A Índia elogiou nesta quinta-feira a declaração do governo paquistanês de que os ataques que mataram 173 pessoas na cidade indiana de Mumbai, em novembro, foram parcialmente planejados no Paquistão. Um comunicado do Ministério do Interior da Índia diz que o anúncio paquistanês foi positivo e que espera que o governo do país atue para acabar com o que chama de infraestrutura do terror em seu solo.

BBC Brasil |

"O objetivo da Índia permanece sendo levar os responsáveis à Justiça, acompanhando o processo até o final", afirma a nota indiana.

A declaração paquistanesa e a reação indiana representam os primeiros gestos em meses para diminuir a tensão entre os dois países.

As disputas entre o Paquistão e a Índia haviam aumentado depois de o governo indiano dizer que todos os dez responsáveis pelos ataques eram paquistaneses e insinuar que haveria participação de membros do governo paquistanês nos atentados.

Imediatamente após os ataques, o Paquistão negou qualquer responsabilidade, mas depois admitiu que o único militante capturado vivo era paquistanês.

Em entrevista coletiva em Islamabad, nesta quinta-feira, o chefe do Ministério do Interior paquistanês, Rehman Malik, anunciou que foram presos seis suspeitos de envolvimento nos atentados, que fariam parte do grupo militante Lashkar-e-Taiba, que está banido no país.

Segundo Malik, medidas legais que podem levar os acusados a julgamento também foram tomadas.

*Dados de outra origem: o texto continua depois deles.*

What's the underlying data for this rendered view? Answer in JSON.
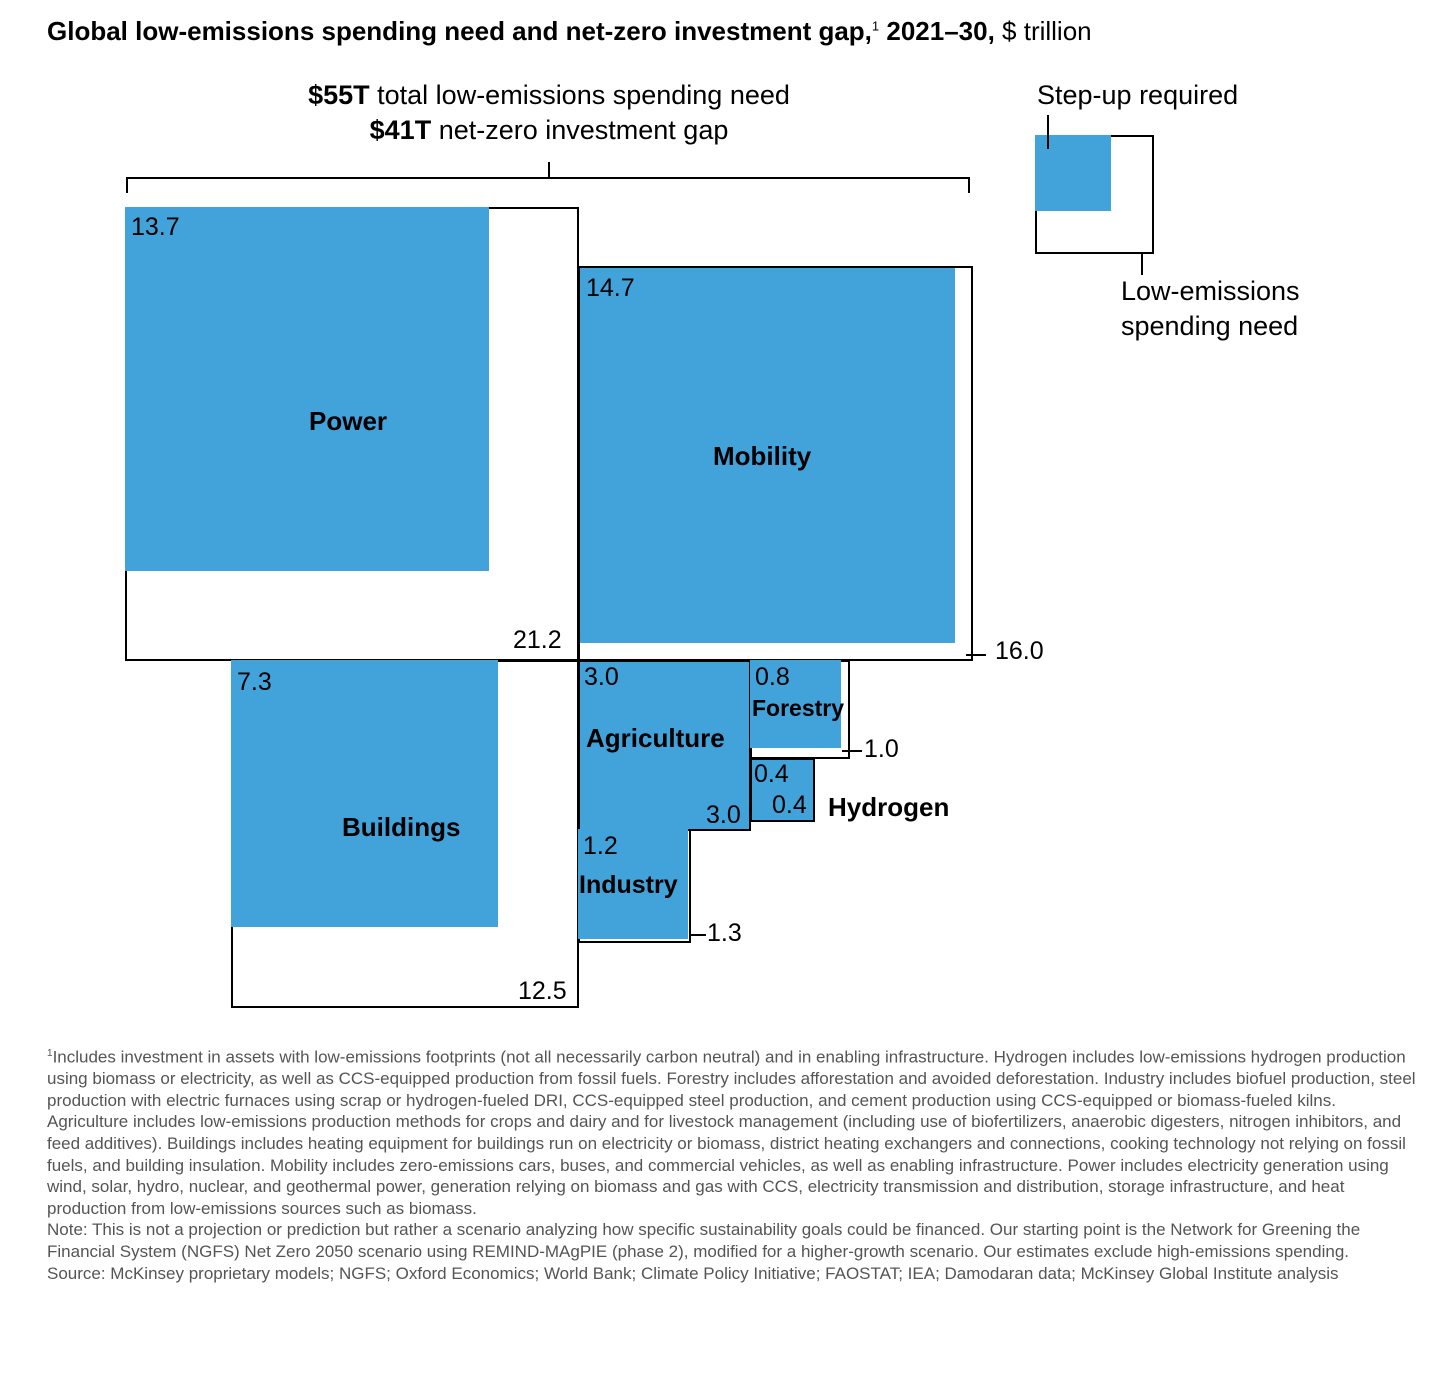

Mas outros dois suspeitos ainda estão foragidos.

Ainda não se sabe quando os suspeitos foram detidos. As prisões começaram em dezembro e, em janeiro, o Paquistão anunciou ter detido 71 suspeitos.

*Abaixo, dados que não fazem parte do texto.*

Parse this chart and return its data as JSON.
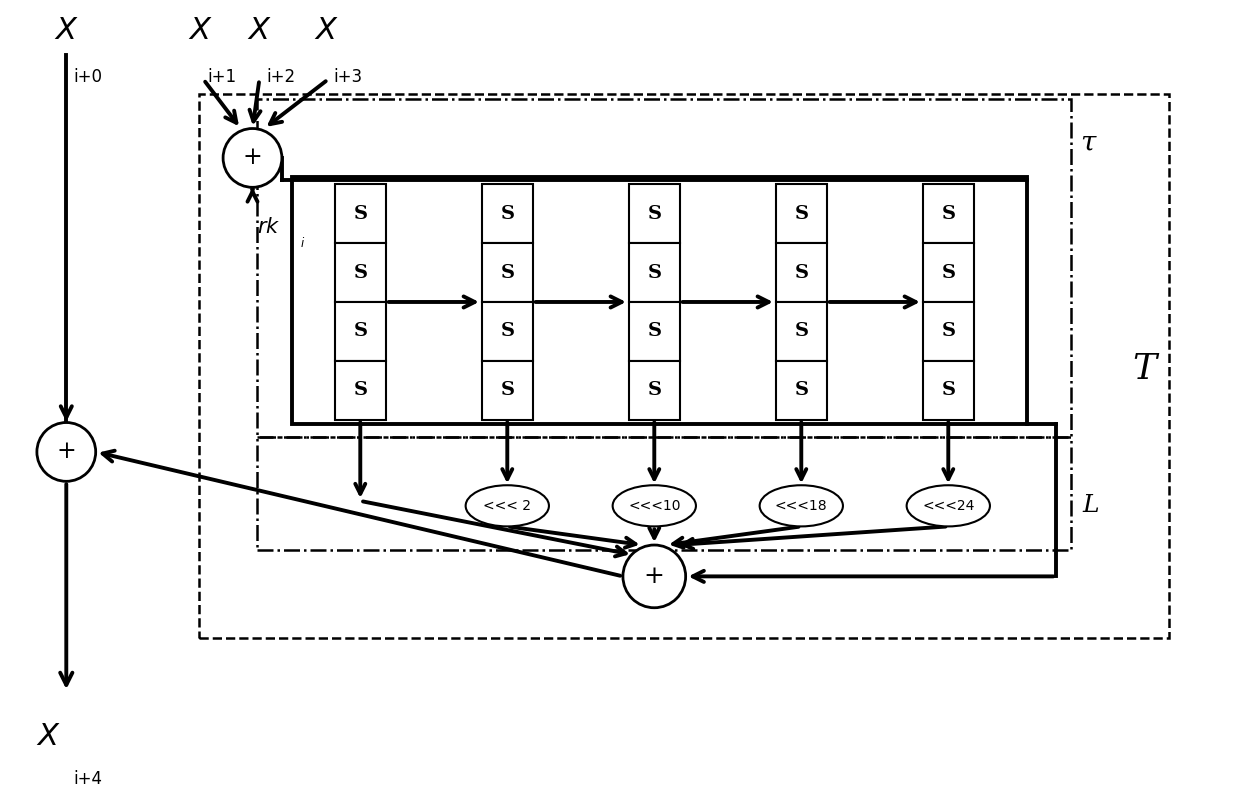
{
  "bg_color": "#ffffff",
  "fig_width": 12.39,
  "fig_height": 7.98,
  "labels": {
    "tau_label": "τ",
    "T_label": "T",
    "L_label": "L",
    "shift2": "<<< 2",
    "shift10": "<<<10",
    "shift18": "<<<18",
    "shift24": "<<<24"
  }
}
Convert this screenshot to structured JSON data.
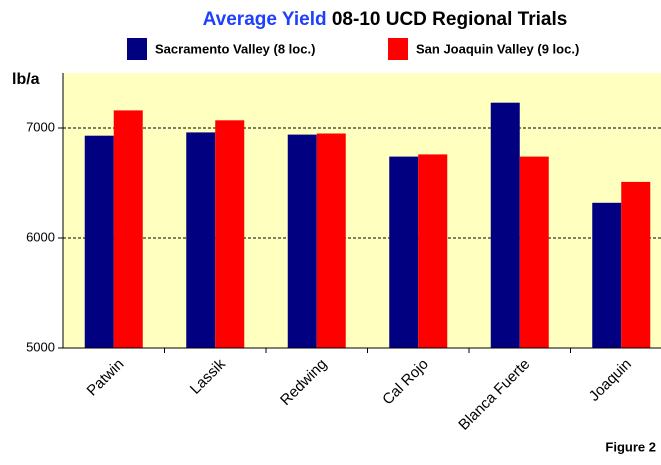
{
  "chart_data": {
    "type": "bar",
    "title": [
      "Average Yield",
      "08-10 UCD Regional Trials"
    ],
    "y_label": "lb/a",
    "annotation": "Figure 2",
    "categories": [
      "Patwin",
      "Lassik",
      "Redwing",
      "Cal Rojo",
      "Blanca Fuerte",
      "Joaquin"
    ],
    "series": [
      {
        "name": "Sacramento Valley (8 loc.)",
        "color": "#000080",
        "values": [
          6930,
          6960,
          6940,
          6740,
          7230,
          6320
        ]
      },
      {
        "name": "San Joaquin Valley (9 loc.)",
        "color": "#ff0000",
        "values": [
          7160,
          7070,
          6950,
          6760,
          6740,
          6510
        ]
      }
    ],
    "ylim": [
      5000,
      7500
    ],
    "yticks": [
      5000,
      6000,
      7000
    ],
    "grid": true
  }
}
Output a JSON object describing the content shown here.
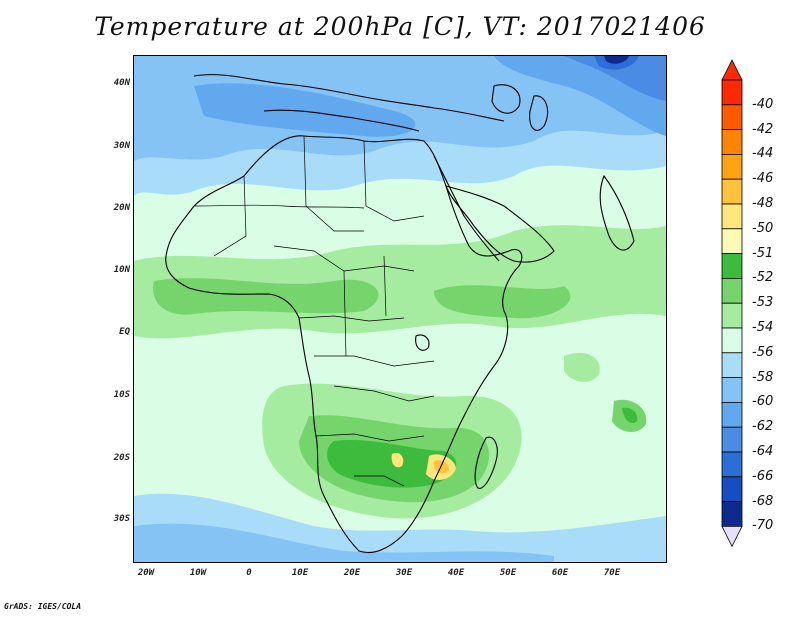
{
  "title": "Temperature at 200hPa [C], VT: 2017021406",
  "credit": "GrADS: IGES/COLA",
  "latitude_labels": [
    "40N",
    "30N",
    "20N",
    "10N",
    "EQ",
    "10S",
    "20S",
    "30S"
  ],
  "longitude_labels": [
    "20W",
    "10W",
    "0",
    "10E",
    "20E",
    "30E",
    "40E",
    "50E",
    "60E",
    "70E"
  ],
  "colorbar": {
    "labels": [
      "-40",
      "-42",
      "-44",
      "-46",
      "-48",
      "-50",
      "-51",
      "-52",
      "-53",
      "-54",
      "-56",
      "-58",
      "-60",
      "-62",
      "-64",
      "-66",
      "-68",
      "-70"
    ],
    "colors": [
      "#ff2a00",
      "#ff5a00",
      "#ff8400",
      "#ffa214",
      "#ffc23c",
      "#ffe77e",
      "#fffbb4",
      "#3dbb3d",
      "#75d56c",
      "#a5eca0",
      "#d9fde5",
      "#a9dcf8",
      "#85c3f4",
      "#61a8ee",
      "#4a8ce4",
      "#2a6ed6",
      "#144ec0",
      "#0d2a8c"
    ],
    "top_arrow_color": "#ff2a00",
    "bottom_arrow_color": "#e6e0fb"
  }
}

"Os militantes saíram de Karachi em um barco alugado na província do Baluchistão", afirmou Malik. "Além disso, Zarrar Shah, do Lashkar-e-Taiba, mandou um e-mail assumindo a responsabilidade pelo ataque."
Shah foi preso por forças de segurança em dezembro, em um acampamento do Lashkar na área da Caxemira controlada pelo Paquistão.

Malik disse ainda que Hamad Amin, residente de Karachi que se encontra preso, foi o cérebro por trás dos ataques.

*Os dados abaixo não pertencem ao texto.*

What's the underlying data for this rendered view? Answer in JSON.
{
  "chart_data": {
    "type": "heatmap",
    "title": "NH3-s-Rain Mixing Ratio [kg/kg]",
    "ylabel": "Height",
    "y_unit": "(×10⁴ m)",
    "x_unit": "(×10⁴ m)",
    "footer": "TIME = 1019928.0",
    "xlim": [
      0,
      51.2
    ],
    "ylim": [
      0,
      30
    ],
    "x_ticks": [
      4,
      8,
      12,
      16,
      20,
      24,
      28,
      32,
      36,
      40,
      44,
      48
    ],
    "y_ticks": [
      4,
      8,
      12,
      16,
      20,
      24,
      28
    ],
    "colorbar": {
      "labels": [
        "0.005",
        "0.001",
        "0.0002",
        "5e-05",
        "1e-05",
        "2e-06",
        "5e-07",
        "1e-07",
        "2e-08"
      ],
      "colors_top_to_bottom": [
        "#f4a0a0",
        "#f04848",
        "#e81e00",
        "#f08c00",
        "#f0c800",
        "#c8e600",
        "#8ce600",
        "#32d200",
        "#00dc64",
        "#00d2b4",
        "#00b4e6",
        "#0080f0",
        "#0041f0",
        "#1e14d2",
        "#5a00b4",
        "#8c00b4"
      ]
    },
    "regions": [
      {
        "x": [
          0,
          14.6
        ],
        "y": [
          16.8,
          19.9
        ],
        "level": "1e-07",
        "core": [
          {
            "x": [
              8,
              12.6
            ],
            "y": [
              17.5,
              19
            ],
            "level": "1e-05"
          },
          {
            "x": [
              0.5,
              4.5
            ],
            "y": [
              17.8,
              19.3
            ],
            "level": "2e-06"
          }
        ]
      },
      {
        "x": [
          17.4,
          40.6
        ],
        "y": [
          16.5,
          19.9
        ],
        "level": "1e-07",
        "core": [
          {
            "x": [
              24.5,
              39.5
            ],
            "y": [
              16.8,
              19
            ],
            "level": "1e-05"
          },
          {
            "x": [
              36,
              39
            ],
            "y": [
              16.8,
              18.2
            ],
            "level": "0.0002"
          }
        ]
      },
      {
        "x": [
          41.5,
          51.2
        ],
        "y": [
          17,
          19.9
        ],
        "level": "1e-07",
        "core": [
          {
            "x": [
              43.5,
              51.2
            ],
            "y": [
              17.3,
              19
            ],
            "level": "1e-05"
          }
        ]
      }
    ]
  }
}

O governo da Índia pediu a extradição dos líderes do Lashkar-e-Taiba, mas o Paquistão insiste que qualquer processo judicial será realizado em seu território.

O Paquistão também disse que precisa de mais provas vindas da Índia para conseguir realizar esses indiciamentos.

Militantes chegaram a Mumbai em pequenos barcos e atacaram a cidade no dia 26 de novembro, tendo como alvo dois hotéis de luxo, a principal estação ferroviária, um hospital, um centro judaico, um café e outros locais.

As pessoas foram atingidas por tiros disparados de forma indiscriminada. Entre os mortos estavam 26 estrangeiros.